For Stratus, receiving the Iron Mike Mazurki award recognizes how women wrestlers “did make a difference back in the day,” as she and her counterparts worked to “show that we were part of the boys club” and could do more than was expected. Proof that the “Golden Era” divas did just that is evident in storylines, ratings, increased female demographics and the legacy they left, according to Stratus.
MAKING A DIFFERENCE
“Now in the current landscape of women’s wrestling, thanks to the training, they can just bring a woman in and put her right into the spotlight, and it seems like we’re on the cusp of another era of great women’s wrestling,” said Stratus, who received the award — which recognizes an individual with a prominent wrestling career, who took that visibility and catapulted it into successful ventures post-wrestling — at the CAC reunion at the Gold Coast Hotel & Casino in Las Vegas in mid-April.
The mother of one had the opportunity to see that era unfolding when in 2011 she served as a trainer on WWE Tough Enough. The Diva of the Decade said the show was “a great opportunity to give back all this good that I had learned along the way.” The set up of Tough Enough, with coaches, a training facility and living in close quarters was “like a small microcosm of what happens now,” according to Stratus.
“They have the Performance Center and most of the up and coming talent live in the Florida area and they all do their training there and… have the trainers and promo classes. It’s pretty incredible the system they have built to develop talent and, obviously, we’re seeing a difference.”
The difference is especially evident in the women emerging from NXT, Stratus said.
“It’s like they’re breeding these girls quietly, these women wrestlers in some secret laboratory and then it’s like, ‘Bam! Here we go,'” Stratus said.
Stratus said while she rose quickly in her career, she learned on the road, but because of the opportunities afforded through the Performance Center, the NXT women have “done a million promos and they’ve performed in front of a crowd,” in addition to watching their matches back.

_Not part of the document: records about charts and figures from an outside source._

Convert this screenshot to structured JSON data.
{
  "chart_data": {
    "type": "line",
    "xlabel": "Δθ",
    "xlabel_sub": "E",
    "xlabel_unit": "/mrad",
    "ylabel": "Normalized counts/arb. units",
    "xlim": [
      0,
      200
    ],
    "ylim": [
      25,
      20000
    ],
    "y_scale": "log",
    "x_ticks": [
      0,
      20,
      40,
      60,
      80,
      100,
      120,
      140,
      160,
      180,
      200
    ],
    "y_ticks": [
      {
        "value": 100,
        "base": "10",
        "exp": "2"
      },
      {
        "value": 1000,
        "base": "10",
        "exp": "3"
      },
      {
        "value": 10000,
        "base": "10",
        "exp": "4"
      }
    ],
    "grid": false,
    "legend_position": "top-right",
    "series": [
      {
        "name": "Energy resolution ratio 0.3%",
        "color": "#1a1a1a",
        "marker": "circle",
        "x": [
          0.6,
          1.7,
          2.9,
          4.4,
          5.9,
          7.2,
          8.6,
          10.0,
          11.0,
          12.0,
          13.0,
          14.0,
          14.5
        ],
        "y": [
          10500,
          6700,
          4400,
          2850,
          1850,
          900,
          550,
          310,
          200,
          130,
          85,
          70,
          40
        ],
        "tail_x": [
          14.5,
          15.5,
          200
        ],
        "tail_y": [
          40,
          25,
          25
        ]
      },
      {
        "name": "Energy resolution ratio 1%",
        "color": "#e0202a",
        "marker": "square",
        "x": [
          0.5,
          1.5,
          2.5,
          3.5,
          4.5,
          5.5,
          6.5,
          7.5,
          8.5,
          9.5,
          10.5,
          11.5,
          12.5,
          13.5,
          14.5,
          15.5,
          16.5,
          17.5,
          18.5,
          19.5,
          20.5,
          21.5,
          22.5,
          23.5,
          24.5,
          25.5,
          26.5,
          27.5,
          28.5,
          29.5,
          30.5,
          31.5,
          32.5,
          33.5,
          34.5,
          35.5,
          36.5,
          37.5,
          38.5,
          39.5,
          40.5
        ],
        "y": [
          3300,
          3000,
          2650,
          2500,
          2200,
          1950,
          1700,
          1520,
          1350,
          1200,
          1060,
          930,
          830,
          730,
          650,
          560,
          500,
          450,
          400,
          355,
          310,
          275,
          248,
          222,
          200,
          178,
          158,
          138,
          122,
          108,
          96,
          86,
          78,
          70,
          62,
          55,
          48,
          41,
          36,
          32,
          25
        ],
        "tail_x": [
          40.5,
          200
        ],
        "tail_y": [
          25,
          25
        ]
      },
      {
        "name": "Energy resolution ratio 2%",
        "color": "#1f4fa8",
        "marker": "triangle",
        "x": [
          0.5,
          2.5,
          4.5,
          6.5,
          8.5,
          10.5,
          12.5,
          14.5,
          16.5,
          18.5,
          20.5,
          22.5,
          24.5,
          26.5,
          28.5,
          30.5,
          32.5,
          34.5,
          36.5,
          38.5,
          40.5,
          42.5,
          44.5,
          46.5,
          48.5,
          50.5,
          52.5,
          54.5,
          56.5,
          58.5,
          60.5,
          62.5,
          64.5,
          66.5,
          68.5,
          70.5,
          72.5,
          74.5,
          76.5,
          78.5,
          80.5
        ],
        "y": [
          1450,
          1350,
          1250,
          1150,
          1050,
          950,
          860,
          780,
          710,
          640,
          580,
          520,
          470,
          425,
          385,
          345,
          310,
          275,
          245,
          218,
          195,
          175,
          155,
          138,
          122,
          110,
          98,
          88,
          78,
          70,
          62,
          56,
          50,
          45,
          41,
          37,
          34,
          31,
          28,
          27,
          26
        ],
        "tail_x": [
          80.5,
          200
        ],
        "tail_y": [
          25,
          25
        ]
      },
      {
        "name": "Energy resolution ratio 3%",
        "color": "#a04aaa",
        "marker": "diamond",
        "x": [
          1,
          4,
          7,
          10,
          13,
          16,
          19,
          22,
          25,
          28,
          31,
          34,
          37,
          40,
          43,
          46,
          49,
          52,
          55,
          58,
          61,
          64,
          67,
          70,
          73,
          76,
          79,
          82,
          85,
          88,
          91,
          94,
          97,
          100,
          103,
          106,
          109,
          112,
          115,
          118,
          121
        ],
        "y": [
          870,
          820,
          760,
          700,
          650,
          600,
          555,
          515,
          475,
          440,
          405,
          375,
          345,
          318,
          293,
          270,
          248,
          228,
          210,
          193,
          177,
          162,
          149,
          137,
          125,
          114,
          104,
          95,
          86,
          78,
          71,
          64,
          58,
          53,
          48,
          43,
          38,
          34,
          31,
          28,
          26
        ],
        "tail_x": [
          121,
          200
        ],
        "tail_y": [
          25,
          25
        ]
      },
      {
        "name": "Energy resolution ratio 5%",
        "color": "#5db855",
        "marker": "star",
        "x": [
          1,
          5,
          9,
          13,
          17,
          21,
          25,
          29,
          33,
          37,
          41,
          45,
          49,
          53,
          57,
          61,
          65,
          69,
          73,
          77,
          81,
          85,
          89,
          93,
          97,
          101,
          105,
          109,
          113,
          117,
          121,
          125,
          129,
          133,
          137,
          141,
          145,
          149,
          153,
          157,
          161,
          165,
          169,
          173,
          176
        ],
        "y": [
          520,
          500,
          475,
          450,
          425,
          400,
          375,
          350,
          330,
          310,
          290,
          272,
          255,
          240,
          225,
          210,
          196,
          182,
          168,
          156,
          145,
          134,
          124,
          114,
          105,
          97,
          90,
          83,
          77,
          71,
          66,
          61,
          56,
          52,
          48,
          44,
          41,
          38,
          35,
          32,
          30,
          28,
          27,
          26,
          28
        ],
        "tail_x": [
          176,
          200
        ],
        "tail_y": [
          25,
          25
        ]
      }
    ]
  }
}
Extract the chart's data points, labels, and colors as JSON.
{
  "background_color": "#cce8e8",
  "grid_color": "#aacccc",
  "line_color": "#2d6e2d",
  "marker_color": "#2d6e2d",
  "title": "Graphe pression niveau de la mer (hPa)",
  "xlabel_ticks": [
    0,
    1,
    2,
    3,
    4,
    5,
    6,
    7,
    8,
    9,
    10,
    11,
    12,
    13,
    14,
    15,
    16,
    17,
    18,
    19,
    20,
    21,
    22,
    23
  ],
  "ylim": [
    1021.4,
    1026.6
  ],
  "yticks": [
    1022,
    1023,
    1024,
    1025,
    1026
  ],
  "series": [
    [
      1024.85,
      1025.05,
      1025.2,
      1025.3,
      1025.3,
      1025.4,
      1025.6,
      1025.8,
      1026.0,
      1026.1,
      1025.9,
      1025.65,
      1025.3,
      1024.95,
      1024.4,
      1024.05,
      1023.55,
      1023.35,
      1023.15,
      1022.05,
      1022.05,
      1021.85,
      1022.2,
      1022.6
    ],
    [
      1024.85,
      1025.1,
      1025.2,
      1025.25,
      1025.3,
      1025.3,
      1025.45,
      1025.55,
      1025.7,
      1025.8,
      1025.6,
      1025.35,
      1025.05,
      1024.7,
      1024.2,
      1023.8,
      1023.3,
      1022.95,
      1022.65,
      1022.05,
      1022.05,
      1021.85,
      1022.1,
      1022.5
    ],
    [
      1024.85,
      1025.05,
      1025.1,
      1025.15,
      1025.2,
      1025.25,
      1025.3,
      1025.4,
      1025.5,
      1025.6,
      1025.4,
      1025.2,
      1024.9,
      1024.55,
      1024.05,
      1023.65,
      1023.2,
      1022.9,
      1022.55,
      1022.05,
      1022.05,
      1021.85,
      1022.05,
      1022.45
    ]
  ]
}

During her CAC acceptance speech, Stratus also noted a shift in the current WWE women’s division, specifically due to the retirement of the Divas Championship and return of the Women’s Championship.
“Cue the Stone Cold Steve Austin glass shatter because, ladies and gentlemen, the Women’s Championship is back… As a WWE Women’s champion, a seven-time WWE Women’s champion, nothing makes me more happy than seeing this title,” Stratus said. “Of course, if someone wins it seven times, we may need to revisit that statement. The new Women’s Championship signals the demise of the Divas Championship.”
However, Stratus did not discount the crop of women in TNA’s Knockouts division, where former WWE stars Gail Kim and Mickie James reside.
“There’s been solid women’s wrestling in TNA for a long time, which people don’t often recognize,” Stratus said. “So I think for them too, they have some solid workers who all, what I know about them, the girls that I know, it’s a real tight family, and I think that makes a difference in their performance when you have that camaraderie and when they support one another and be each other’s cheerleaders.”
Through her career, from the days playing wrestling with Barbie dolls as a youngster and looking up to women like Wendi Richter to becoming a “real-life superhero,” Stratus credits many people — but dedicated the Iron Mike Award to her father, who passed away last year.
“I was his little tomboy,” Stratus said during her acceptance speech, “and he’s watching me now in Heaven. He would have been so proud to see me receive this award, to see me, his little girl, accepted into the boys’ club.”